The DOE’s Energy Information Administration has released the final version of its Annual Energy Outlook for 2006 (AEO2006), with projections through 2030. The EIA had earlier released a preview version. (Earlier post.)

The EIA factored in ongoing world oil prices higher than those projected in last year’s AEO2005—up to $54.08 per barrel in 2025 (about $21 per barrel higher than the price used in AEO2005) and up to AEO2006 $56.97 per barrel in 2030.

Trends in energy supply and demand are affected by a large number of factors that are difficult to predict, such as energy prices, US economic growth, advances in technologies, changes in weather patterns, and future public policy decisions. In preparing AEO2006, EIA reevaluated its prior expectations about world oil prices in light of the current circumstances in oil markets.

—AEO2006

The higher prices do moderate the growth in consumption of petroleum products in the AEO2006 reference case scenario.
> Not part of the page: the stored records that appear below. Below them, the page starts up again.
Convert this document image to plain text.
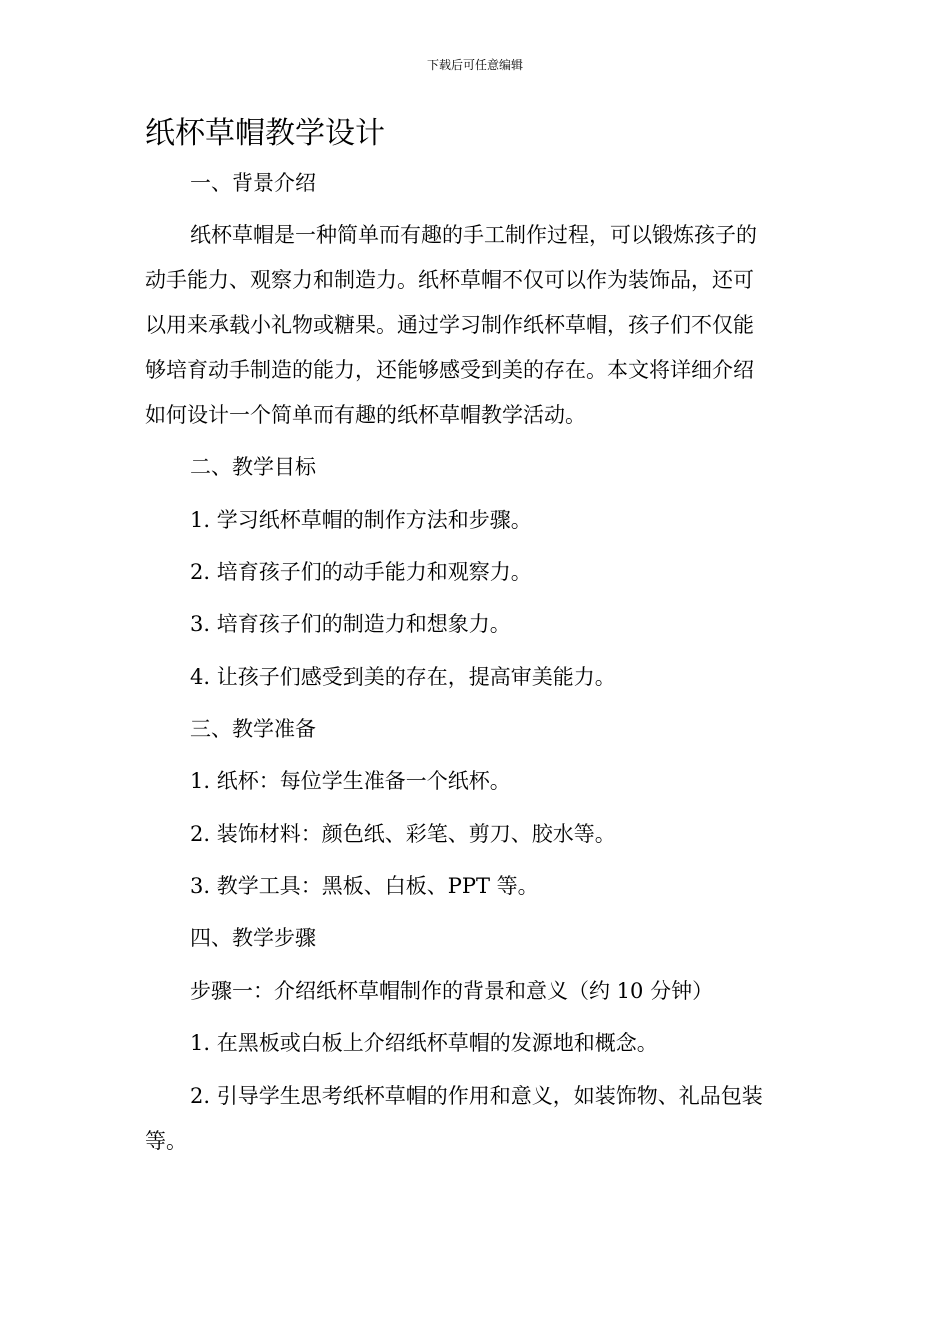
下载后可任意编辑
纸杯草帽教学设计
一、背景介绍
纸杯草帽是一种简单而有趣的手工制作过程，可以锻炼孩子的
动手能力、观察力和制造力。纸杯草帽不仅可以作为装饰品，还可
以用来承载小礼物或糖果。通过学习制作纸杯草帽，孩子们不仅能
够培育动手制造的能力，还能够感受到美的存在。本文将详细介绍
如何设计一个简单而有趣的纸杯草帽教学活动。
二、教学目标
1. 学习纸杯草帽的制作方法和步骤。
2. 培育孩子们的动手能力和观察力。
3. 培育孩子们的制造力和想象力。
4. 让孩子们感受到美的存在，提高审美能力。
三、教学准备
1. 纸杯：每位学生准备一个纸杯。
2. 装饰材料：颜色纸、彩笔、剪刀、胶水等。
3. 教学工具：黑板、白板、PPT 等。
四、教学步骤
步骤一：介绍纸杯草帽制作的背景和意义（约 10 分钟）
1. 在黑板或白板上介绍纸杯草帽的发源地和概念。
2. 引导学生思考纸杯草帽的作用和意义，如装饰物、礼品包装
等。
Yet despite the higher prices, increases in fuel efficiency, greater penetration of hybrid and diesel vehicles, and increased use of biofuels and alternative fuels, overall energy consumption in the entire transportation sector is projected to climb 46% from 2003 to 2030 to 39,729.9 trillion BTU (40 quadrillion BTU, or “quads”).

Within the entire transportation sector, light-duty vehicles represent 57.8% of consumption in 2030; freight trucks 19%; commercial light trucks 2%; and buses 1%.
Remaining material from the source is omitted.